Verify hard drive write speed using dd
This quick benchmark verifies a remote USB HDD is performing as USB 3. A malfunctioning drive may show as USB 3 in USBview, yet write at USB 2 speeds. This technique works on Unix-like OS.
Typical USB HDD write speed:
- USB 2 hard limit: 60 MB/s by the 480 Mb/s raw USB 2 speed.
- real-world USB 2 HDD speed: 30-40 MB/s sequential write
In contrast, USB 3 HDD are limited by the magnetic hard drive speed with today’s hard drives, provided your chipset drivers aren’t messed up. If Windows fails to load the USB 3 drivers for an HDD the drive operates at USB 2 speeds, which is easily detected with this test. Because of numerous caches from the CPU to the drive itself, using a simple method like this will not give precise results.
Write speed for big files is a test of sequential write speed.

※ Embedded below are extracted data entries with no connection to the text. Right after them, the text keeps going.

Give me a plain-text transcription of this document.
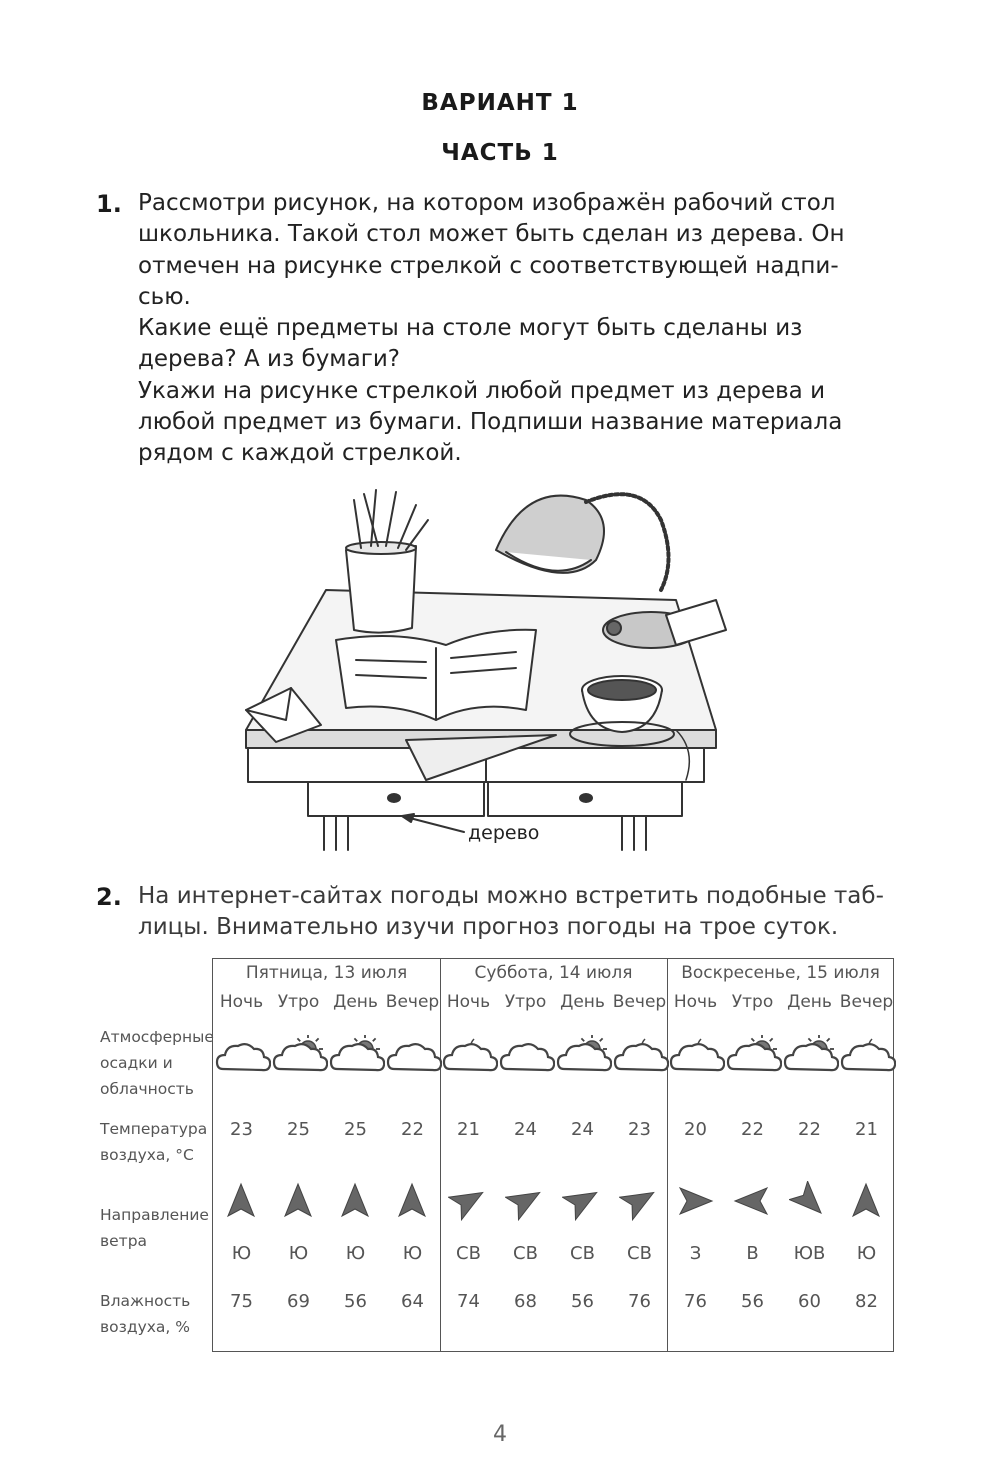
ВАРИАНТ 1
ЧАСТЬ 1
1. Рассмотри рисунок, на котором изображён рабочий стол
школьника. Такой стол может быть сделан из дерева. Он
отмечен на рисунке стрелкой с соответствующей надпи-
сью.
Какие ещё предметы на столе могут быть сделаны из
дерева? А из бумаги?
Укажи на рисунке стрелкой любой предмет из дерева и
любой предмет из бумаги. Подпиши название материала
рядом с каждой стрелкой.
дерево
2. На интернет-сайтах погоды можно встретить подобные таб-
лицы. Внимательно изучи прогноз погоды на трое суток.
Атмосферные
осадки и
облачность
Температура
воздуха, °С
Направление
ветра
Влажность
воздуха, %
Пятница, 13 июля
Ночь
23
Ю
75
Утро
25
Ю
69
День
25
Ю
56
Вечер
22
Ю
64
Суббота, 14 июля
Ночь
21
СВ
74
Утро
24
СВ
68
День
24
СВ
56
Вечер
23
СВ
76
Воскресенье, 15 июля
Ночь
20
З
76
Утро
22
В
56
День
22
ЮВ
60
Вечер
21
Ю
82
4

Sequential write speed is important for many remote sensing problems, which are by definition often a time series of data.
dd if=/dev/zero of=${TMPDIR}/junk bs=1G count=4 oflag=dsync
That command writes 4 GB sequentially.
- USB 3 HDD: > 80-100 MB/s
- USB 2 HDD: < 60 MB/s
We have not yet determined a way to get a usable estimate of read speed with dd
.
The fdatasync
, dsync
, etc. options don’t seem to work on read.